Would you ever believe that writing (concatenating to memory) is slower (by 100 times) than writing to disk? Well, this VB 6 program proves that under the VB6 Virtual Machine it was a ton slower.

Background

While attempting to determine why a VB6 program which was given to me was so terribly slow, I stumbled across a line of code that looked like the following:

VB.NET
strFileData = strFileData & strMoreFiledata

All that line is doing is concatenating to a VB String (BString) so it shouldn't be slow. However, when you learn more about the way VB strings are stored (as BStrings) you find that the max size for a BString is 65535 (2 byte integer).

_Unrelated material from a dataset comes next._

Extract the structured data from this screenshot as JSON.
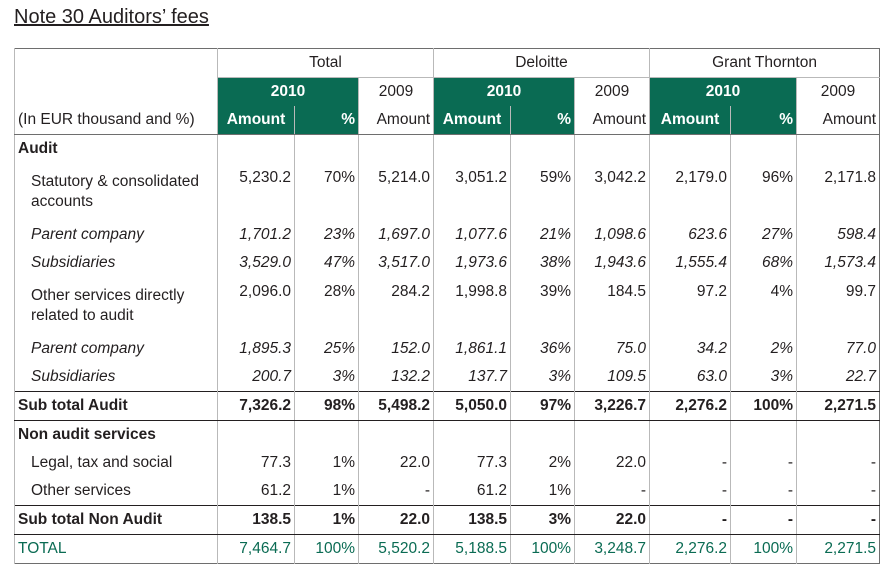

So, whenever the string becomes larger than that, the system has to do a malloc each time something is concatenated to the string.

Using the Code

Get the source and add open with the Visual Basic 6 or just run the provided executables.

It's just two buttons:

  • Concat String button
    1. Opens a file, writes the begin time, closes file
    2. Concatenates to the string 1,000,0000 times
    3. Opens file, writes end time, closes file
    4. Watch out, it takes 18 or 19 minutes on modern hardware
  • Concat File button
    1. Opens a file #1, writes the begin time, closes file
    2. Opens file #2 (concat file)
    3. Concatenates to the file (#2) 1,000,0000 times
    4. Closes file #2
    5. Opens file #1, writes end time, closes file #1
    6. Takes only 1 - 2 seconds

Here's the entire listing of code, because it is so short:

VB.NET
Private Sub cmdConcatString_Click()
    Dim str As String

    Open "c:\VBStringTime.txt" For Append As #1
    Write #1, "####### START #######"
    Write #1, Now()
    Close #1

    For x = 1 To 1000000
        str = str & "A"
    Next x

    Open "c:\VBStringTime.txt" For Append As #1
    Write #1, "####### END #######"
    Write #1, Now()
    Close #1

End Sub

Private Sub cmdConcatToFile_Click()
    Dim str As String
    Open "c:\VBFileTime.txt" For Append As #1

    Write #1, "###### START #####"
    Write #1, Now()
    Close #1
    str = "A"

    Open "c:\VBFileConcat.txt" For Append As #2

    For x = 1 To 1000000
        Write #2, str
    Next x

    Close #2

    Open "c:\VBFileTime.txt" For Append As #1
    Write #1, "###### End #####"
    Write #1, Now()
    Close #1

End Sub

After Running

After running, you'll have a total of three files (if you clicked each button).

  1. c:\VBStringTime.txt -- contains start and stop times for process
  2. c:\VBFileTime.txt -- contains start and stop times for process
  3. c:\VBFileConcat.txt -- contains strings written to file A

How Long It Takes

String Concatenation (memory)

This is what the VBStringTime.txt shows:

"####### START #######"
#2007-10-03 13:59:25#
"####### END #######"
#2007-10-03 14:18:13#

That's right. It took almost 19 minutes to do 1,000,000 memory concatenations!

File Concatenation (disk)

"###### START #####"
#2007-10-03 14:14:39#
"###### End #####"
#2007-10-03 14:14:40#

That's right. Somewhere in the range of 1 to 2 seconds! What???

Conclusion

Things are not always what they seem. Take the code and run it and you'll be amazed.